I've defined a function to construct a list of the luminance values (based on the luminance function from the previous post). This is an easy shorthand for the grey values because each grey is a triple of the luminance.

``````(define (counter value-lst)
(define hash-counter (make-hash))
(for/list ([color value-lst])
hash-counter)

(define counts (counter (luminance-lst sample-image)))
(define kv-list (for/list ([key (hash-keys counts)])
(vector key (hash-ref counts key))))
``````

With a list of some 300,000 pixels, it becomes important to define an aggregate data structure, here I'm calling it a counter, but it is just a hash table of grey values for keys and a count of incidents of those values in the image. I've since found there is a built-in function for this sort of thing, but mine is specific to the immediate next step, so I'll be using my own.

``````(plot
(discrete-histogram
(sort kv-list < #:key (lambda (v) (vector-ref v 0)))))
``````

Here I'm sorting based on the first value (the luminance) in the `kv-list` of grey-counts: ### Cumulative Distribution

An alternative view of the same histogram information is a cumulative distribution of the values. For the case of an equalized histogram, the distribution should be a line with a constant slope because each "step" contributes an equal amount to the total.

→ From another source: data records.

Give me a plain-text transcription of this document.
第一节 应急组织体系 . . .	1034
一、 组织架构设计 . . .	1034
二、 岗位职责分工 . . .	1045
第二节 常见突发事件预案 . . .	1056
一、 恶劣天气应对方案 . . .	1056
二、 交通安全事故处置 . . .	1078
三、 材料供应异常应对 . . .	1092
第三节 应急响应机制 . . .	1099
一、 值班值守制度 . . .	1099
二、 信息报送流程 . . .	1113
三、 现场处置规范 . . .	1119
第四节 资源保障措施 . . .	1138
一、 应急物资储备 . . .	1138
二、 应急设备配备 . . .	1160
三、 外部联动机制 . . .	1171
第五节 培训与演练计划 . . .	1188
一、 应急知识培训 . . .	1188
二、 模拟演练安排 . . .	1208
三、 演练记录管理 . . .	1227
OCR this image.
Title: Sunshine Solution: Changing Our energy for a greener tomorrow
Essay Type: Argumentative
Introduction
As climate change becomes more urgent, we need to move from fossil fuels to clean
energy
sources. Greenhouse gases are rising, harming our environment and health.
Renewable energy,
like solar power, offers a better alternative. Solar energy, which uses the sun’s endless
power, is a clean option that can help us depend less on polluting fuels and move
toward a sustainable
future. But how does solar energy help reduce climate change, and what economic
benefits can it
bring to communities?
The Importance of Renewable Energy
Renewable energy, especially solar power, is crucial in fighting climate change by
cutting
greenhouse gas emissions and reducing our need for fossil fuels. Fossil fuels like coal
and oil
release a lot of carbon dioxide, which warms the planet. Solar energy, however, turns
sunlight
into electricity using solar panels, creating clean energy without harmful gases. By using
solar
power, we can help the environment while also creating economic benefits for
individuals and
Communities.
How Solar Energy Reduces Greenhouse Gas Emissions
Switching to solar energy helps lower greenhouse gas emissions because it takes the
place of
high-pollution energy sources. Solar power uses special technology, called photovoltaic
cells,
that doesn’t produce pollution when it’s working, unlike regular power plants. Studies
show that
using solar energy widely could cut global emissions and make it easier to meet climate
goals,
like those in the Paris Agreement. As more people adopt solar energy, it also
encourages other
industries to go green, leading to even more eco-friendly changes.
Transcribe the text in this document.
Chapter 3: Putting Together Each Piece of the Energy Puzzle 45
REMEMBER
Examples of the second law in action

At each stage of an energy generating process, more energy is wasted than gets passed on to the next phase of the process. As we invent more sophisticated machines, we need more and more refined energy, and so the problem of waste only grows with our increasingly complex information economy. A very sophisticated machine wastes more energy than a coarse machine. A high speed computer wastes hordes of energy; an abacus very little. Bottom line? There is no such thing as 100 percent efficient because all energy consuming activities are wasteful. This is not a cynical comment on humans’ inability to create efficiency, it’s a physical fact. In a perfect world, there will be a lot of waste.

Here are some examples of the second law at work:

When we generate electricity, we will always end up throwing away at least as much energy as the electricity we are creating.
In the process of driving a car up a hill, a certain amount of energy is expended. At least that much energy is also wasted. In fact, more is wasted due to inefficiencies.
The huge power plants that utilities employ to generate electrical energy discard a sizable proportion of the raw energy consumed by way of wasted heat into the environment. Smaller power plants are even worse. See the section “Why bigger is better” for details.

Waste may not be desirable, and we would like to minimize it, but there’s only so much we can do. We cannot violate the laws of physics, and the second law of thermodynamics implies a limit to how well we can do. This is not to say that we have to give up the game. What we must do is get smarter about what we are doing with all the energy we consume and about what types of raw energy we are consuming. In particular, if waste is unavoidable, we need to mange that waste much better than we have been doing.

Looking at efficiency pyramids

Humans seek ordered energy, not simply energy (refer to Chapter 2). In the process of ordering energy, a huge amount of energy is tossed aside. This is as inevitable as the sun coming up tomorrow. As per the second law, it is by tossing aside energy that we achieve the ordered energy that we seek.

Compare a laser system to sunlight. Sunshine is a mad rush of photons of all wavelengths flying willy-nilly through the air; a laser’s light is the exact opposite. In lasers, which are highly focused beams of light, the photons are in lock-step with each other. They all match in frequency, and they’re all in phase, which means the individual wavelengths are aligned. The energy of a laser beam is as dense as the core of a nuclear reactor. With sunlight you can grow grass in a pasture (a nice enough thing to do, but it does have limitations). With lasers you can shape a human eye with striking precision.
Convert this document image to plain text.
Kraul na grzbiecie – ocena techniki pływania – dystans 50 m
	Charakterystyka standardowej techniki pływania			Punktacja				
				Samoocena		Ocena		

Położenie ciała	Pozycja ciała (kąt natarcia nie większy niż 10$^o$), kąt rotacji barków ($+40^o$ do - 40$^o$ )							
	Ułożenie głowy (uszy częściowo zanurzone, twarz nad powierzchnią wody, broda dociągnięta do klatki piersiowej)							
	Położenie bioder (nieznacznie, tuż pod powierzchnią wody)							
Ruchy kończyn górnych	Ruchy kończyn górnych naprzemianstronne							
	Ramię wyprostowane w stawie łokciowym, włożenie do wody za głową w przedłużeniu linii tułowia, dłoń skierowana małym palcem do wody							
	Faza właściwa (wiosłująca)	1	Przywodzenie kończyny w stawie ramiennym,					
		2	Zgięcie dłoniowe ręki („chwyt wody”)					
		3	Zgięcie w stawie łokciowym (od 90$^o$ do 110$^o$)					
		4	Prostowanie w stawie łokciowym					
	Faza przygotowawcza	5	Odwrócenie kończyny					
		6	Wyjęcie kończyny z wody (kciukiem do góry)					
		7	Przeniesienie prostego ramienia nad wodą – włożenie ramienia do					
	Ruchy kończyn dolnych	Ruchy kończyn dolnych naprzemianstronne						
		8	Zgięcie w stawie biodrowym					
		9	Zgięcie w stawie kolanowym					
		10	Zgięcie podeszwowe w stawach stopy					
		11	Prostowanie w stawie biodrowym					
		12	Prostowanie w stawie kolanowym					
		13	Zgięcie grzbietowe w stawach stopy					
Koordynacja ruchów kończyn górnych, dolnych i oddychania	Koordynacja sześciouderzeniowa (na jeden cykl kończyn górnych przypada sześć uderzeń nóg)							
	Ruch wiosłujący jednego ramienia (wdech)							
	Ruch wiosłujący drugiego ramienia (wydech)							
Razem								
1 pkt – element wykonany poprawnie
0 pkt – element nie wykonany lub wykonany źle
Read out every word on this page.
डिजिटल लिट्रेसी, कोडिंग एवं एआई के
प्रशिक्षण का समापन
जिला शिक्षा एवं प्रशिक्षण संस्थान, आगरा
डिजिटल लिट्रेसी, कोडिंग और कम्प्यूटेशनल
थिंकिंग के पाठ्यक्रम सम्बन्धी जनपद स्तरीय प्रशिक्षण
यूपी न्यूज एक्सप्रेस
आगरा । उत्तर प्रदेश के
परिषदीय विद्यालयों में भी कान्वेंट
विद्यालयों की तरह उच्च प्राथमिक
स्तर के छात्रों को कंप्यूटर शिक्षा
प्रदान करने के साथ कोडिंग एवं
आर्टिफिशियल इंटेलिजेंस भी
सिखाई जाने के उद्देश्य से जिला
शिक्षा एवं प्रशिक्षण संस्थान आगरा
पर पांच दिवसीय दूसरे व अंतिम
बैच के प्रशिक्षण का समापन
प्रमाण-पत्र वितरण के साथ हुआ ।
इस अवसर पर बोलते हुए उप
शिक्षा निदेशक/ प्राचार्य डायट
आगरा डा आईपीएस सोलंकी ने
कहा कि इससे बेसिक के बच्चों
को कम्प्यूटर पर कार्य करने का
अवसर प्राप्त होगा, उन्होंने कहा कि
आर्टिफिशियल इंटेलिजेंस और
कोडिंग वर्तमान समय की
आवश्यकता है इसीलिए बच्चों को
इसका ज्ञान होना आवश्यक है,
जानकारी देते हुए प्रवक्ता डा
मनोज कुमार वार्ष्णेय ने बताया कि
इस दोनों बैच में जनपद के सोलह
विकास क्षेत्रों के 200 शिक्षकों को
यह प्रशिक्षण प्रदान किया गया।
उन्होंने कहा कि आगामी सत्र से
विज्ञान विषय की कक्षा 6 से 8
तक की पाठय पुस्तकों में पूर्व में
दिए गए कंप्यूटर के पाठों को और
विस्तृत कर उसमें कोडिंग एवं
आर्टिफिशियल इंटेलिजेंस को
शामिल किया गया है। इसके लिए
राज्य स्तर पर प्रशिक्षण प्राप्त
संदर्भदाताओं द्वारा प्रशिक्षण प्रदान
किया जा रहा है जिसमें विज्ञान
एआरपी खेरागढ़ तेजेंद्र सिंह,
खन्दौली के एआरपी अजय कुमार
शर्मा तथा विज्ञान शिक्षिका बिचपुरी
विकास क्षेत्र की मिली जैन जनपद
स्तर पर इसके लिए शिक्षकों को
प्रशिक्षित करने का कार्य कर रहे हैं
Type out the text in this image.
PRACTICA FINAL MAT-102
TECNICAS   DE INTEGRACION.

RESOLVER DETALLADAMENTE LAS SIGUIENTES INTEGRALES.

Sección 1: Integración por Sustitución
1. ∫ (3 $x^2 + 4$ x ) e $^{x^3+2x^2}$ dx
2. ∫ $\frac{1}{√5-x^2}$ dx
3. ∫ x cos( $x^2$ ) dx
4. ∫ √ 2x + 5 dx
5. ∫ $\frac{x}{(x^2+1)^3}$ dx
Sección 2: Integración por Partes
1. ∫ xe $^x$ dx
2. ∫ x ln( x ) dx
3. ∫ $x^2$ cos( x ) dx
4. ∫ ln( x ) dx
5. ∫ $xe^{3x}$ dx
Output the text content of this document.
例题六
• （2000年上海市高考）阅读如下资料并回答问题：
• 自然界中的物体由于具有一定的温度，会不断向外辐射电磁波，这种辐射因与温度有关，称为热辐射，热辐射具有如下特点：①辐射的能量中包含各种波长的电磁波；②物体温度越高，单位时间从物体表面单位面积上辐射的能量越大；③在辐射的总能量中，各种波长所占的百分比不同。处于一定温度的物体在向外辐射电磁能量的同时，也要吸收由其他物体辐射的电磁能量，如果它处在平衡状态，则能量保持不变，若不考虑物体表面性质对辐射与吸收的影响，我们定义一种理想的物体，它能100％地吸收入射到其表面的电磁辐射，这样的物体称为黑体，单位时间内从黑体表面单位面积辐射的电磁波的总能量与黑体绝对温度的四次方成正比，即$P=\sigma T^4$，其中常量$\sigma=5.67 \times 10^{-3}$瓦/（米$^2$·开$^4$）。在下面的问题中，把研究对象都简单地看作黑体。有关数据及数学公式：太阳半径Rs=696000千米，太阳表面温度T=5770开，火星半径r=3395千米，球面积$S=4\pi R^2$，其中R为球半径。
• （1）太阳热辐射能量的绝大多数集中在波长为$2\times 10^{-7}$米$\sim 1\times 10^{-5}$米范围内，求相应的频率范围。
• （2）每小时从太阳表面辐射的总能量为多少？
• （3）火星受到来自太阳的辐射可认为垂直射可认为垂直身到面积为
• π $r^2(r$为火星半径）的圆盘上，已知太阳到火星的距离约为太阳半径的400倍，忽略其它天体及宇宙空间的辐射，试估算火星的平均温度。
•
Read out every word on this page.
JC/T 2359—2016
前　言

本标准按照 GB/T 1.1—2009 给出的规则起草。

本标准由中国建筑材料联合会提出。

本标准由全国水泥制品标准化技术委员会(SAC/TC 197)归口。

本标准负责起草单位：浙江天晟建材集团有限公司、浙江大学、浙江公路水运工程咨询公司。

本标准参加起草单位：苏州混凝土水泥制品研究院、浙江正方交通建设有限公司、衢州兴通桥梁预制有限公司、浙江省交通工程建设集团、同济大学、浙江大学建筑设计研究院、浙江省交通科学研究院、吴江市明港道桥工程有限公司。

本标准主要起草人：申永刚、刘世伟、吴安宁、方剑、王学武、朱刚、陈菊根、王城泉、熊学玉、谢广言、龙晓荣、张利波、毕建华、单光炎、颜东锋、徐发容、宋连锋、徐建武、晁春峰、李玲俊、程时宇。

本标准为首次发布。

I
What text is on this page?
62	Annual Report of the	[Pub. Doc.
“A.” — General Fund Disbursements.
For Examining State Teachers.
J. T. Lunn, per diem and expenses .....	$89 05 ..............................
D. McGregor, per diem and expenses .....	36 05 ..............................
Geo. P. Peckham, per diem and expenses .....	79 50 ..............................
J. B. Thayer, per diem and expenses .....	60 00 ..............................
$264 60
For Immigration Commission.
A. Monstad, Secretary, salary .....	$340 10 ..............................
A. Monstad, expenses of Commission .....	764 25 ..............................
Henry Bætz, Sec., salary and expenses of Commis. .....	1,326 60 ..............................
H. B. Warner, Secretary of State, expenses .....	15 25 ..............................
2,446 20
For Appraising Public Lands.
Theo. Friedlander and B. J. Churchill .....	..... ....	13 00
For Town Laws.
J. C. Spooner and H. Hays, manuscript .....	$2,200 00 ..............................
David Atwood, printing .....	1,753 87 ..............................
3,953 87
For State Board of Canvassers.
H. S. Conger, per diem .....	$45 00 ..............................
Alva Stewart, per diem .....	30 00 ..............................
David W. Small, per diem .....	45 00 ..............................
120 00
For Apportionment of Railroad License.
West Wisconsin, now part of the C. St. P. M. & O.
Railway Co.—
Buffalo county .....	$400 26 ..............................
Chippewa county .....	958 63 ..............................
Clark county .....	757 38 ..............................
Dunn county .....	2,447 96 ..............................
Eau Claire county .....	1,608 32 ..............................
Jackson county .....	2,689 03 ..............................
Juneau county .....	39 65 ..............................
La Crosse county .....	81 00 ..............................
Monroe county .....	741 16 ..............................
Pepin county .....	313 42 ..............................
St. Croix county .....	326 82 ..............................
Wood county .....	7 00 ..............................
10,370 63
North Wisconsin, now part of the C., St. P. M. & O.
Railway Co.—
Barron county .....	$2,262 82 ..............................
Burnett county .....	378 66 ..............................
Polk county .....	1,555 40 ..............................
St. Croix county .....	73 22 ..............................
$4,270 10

I have to be honest, I lost a bit of patience here and the code quality probably shows it, I've resorted to writing some unidiomatic, less-than-optimal code to hack together a cumulative distribution tracking:

``````(define (distribution sorted-list)
(define prior 0)
(for/list ([item sorted-list])
(define current (/ (vector-ref item 1) pixel-count))
(define new-value (+ current prior))
(set! prior new-value)
(vector (vector-ref item 0) new-value)))
``````

Using the sorted list of grey-values, I'm re-making a new list of the sum of the current grey-value pixels and all those prior (where "prior" implies those grey-values "less than" the current). The dotted line represented what the distribution of an ideally equalized histogram would be. From this, it is obvious that approximately the first 12% and the last 30% contribute little to the picture, meaning the number of both darks and lights will be increased when we equalize the histogram, at the "expense" of those values visible as a spike around the 12-15% range.

### Equalization

After reading this explanation from UCI on histogram equalization I came up with the formulation below:

``````(define look-up-table (make-hash))
(for ([item sorted-grey-list]
[multiplier (distribution sorted-grey-list)])
(hash-set! look-up-table (vector-ref item 0)
(* (vector-ref item 0) (vector-ref multiplier 1))))

(define (transform-grey color)
(define modified-grey (floor (hash-ref look-up-table (grey-value color))))
(make-color modified-grey modified-grey modified-grey))
``````

The key realization for me was that I couldn't devise a pure function to calculate the individual adjustments per grey-value without first computing the distribution for each of the 256 possible values (`0x00`-`0xFF`). With that in mind, I've created a hashmap relating the grey value and what I term a multiplier, with which to adjust the value.

The formula is, in effect:

``````(number of occurrences of a particular grey)
------------------------------------------   X  (value of the particular grey, 0-255)
(number of pixels)
``````

This can be mapped across the original greyscale image to modify each pixel in turn:

``````(define (create-bitmap transform img)
(color-list->bitmap
(transform img)
(image-width img)
(image-height img)))

(create-bitmap (lambda (img)
(map transform-grey (greyscale img)))
sample-image)
``````

## The Result ### Histogram of the Modified Image ### Cumulative Distribution of the Modified Image I should perhaps not be surprised that the result is imperfect. The histogram reveals that the relative difference has been equalized some, but not entirely. Similarly, the cumulative distribution shows a favoring of the darker tones (I think) in the resulting image. I think this was actually called out in lecture notes from NYU — we can't get a perfectly flat histogram with a discrete implementation. I'm quite pleased with the result though and I'm downright astonished that things more or less worked as I intended after just a bit of reading on the image processing.